Imagine a scenario where one of us not subject to an involuntary commitment is driving to a doctor’s appointment. Our car stalls in traffic. We pick up our cell phone, dial the doctor’s office, and explain the situation to the receptionist. We apologize, and re-schedule our appointment. For Andrew, as the “subject” of an involuntary outpatient commitment, the situation is much different. His car stalls in traffic on the way to his appointment; he calls the only number he has been given for the doctor’s office; he listens to a pre-recorded message, which then goes to dial tone with no opportunity to speak to a person or leave a message. He deals with the stalled vehicle and goes home. Then, he waits for the inevitable … a squad car arrives at his house, lights flashing. Curious neighbors come to their porches and windows to see what is going on. The officers pound on the front door, in full view of the neighbors. Then, when Andrew emerges, he is hand-cuffed, thrown into the back of the squad car, and delivered to the lock-down psych ward, where he is shot up with medication and held for 72 hours, risking loss of his job, loss of his home, loss of his pets, and other significant consequences which are of no apparent concern to the County or its appointed doctors.
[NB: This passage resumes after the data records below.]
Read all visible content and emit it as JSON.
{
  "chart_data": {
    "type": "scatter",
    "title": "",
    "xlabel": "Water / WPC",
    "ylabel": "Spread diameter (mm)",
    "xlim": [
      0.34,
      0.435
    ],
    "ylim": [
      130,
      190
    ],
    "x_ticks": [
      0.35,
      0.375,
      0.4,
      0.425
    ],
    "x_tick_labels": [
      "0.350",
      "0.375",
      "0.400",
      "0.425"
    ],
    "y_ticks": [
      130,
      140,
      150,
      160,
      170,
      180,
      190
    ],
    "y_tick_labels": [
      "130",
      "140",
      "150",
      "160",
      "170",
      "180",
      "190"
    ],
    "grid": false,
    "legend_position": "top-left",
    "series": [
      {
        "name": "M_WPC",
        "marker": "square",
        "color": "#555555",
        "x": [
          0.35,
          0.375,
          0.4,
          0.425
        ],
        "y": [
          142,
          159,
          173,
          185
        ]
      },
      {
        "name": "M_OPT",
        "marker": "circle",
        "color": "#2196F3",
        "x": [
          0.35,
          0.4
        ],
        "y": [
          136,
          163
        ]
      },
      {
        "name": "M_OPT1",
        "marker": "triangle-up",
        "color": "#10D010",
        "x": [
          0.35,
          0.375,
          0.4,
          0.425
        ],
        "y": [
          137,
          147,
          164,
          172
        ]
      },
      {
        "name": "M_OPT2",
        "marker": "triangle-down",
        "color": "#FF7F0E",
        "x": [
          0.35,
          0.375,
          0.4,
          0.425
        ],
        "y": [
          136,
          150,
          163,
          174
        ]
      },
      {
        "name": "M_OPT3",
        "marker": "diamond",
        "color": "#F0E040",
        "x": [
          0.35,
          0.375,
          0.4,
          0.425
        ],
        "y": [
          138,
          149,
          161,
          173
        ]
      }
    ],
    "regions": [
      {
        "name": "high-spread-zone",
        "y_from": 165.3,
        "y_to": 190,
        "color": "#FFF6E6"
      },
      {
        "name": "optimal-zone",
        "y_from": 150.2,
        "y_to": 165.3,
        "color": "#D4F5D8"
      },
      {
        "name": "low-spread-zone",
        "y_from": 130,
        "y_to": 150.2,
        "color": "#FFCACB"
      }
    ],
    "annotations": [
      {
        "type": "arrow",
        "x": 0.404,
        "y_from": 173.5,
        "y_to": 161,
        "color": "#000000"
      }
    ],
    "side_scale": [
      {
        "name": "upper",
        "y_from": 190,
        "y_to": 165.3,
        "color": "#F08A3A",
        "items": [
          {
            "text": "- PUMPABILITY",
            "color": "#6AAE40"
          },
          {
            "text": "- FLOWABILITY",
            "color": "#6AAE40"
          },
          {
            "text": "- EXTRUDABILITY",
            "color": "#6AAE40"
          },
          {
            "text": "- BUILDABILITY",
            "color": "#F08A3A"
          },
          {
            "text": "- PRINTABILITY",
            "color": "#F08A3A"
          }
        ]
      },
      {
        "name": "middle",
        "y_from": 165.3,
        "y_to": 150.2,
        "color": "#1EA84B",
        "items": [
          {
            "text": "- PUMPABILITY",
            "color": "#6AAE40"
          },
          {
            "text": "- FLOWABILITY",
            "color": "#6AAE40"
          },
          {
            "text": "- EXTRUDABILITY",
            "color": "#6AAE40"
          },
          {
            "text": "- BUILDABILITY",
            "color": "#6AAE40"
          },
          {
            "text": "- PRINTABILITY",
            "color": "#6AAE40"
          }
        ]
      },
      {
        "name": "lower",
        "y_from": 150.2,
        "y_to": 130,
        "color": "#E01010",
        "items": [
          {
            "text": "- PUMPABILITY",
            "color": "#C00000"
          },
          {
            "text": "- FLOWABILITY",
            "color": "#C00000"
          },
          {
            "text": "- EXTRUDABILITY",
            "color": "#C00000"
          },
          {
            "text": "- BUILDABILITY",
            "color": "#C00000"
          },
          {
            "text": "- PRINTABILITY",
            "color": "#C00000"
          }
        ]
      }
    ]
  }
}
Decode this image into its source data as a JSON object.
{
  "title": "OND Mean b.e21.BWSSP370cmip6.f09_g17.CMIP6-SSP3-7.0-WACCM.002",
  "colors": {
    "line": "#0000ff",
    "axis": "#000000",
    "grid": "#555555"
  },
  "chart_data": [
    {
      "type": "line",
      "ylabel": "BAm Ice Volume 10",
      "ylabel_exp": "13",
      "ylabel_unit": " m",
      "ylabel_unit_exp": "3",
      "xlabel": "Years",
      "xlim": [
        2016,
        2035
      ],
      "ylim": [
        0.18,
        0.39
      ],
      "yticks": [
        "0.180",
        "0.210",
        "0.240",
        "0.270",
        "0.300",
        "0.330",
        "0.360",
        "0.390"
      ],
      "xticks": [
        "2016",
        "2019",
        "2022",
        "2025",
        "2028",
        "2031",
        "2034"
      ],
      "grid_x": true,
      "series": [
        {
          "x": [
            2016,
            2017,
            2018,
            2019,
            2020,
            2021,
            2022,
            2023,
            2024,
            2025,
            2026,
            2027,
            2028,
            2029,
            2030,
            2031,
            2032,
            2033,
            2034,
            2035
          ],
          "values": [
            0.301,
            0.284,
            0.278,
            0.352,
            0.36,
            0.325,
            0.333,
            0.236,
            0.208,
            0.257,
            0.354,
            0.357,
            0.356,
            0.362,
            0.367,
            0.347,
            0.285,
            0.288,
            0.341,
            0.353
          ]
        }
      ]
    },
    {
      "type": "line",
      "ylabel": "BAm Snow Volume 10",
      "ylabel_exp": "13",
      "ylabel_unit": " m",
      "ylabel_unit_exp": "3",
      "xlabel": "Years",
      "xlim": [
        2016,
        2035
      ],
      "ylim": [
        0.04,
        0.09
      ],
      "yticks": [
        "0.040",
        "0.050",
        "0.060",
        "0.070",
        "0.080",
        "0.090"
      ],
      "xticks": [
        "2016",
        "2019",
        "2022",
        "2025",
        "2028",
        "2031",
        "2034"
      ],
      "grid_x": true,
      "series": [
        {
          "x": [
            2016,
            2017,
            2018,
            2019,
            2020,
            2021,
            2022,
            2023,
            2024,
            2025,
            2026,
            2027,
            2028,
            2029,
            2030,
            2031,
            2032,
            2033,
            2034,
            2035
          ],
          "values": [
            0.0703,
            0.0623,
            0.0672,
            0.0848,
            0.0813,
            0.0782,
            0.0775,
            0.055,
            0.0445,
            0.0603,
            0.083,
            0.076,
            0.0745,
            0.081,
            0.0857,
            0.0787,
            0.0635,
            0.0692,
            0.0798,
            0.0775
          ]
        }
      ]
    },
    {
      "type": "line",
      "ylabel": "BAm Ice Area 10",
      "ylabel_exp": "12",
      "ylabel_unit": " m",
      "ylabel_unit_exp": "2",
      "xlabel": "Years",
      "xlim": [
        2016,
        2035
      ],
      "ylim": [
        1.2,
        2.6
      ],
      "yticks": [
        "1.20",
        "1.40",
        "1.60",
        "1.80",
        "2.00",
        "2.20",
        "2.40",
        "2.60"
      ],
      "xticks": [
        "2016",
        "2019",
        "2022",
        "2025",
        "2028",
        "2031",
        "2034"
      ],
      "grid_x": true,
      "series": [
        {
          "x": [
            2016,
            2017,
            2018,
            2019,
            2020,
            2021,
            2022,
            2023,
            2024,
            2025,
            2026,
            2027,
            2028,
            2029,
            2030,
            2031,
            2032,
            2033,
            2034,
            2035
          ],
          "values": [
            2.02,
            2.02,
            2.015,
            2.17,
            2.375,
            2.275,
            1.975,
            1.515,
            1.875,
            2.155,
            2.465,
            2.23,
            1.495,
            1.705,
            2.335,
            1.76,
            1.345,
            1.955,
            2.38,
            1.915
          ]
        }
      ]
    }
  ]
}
Here are Andrew’s words on the subject, taken from the transcript of his December 2, 2018 recommitment hearing:
“I feel [the commitment] is unnecessarily restrictive…You know, those appointments they said that I missed. I don’t feel that I got any type of proper notice to come and show up. I got arrested almost the day after the appointment [in] both cases. The cops showed up at my house—in front of my house and made me look bad in front of my neighbors and came and cuffed me and brought me to K-1. [Note: K-1 is a reference to the lock-down psychiatric unit at Aurora Memorial Hospital in Sheboygan, WI.] Somebody could have called me and asked me to come to K-1. I would have showed up, you know…[They] make it sound like it’s all really nice and good and helpful and everything, but it’s not really the same when you’re going through it on the other side. And, you know, I mean, I’m trying—I do my best to comply with all the rules and everything, but to me it seems like a never-ending process. Honestly, like, some aspects of it seem borderline unconstitutional.”
Andrew was right. He had a constitutional right to due process of law, which the current system denies to him and others similarly situated when doctors arbitrarily order “subjects” to be arrested and incarcerated for perceived minor violations of the terms of the commitment order. Further, he had a constitutional right to application of the “least restrictive alternative” in all aspects of his treatment. Clearly, picking up the phone to ask him to appear for a missed appointment is less restrictive than the heavy-handed arrest, complete with flashing lights, door-pounding, handcuffs and incarceration.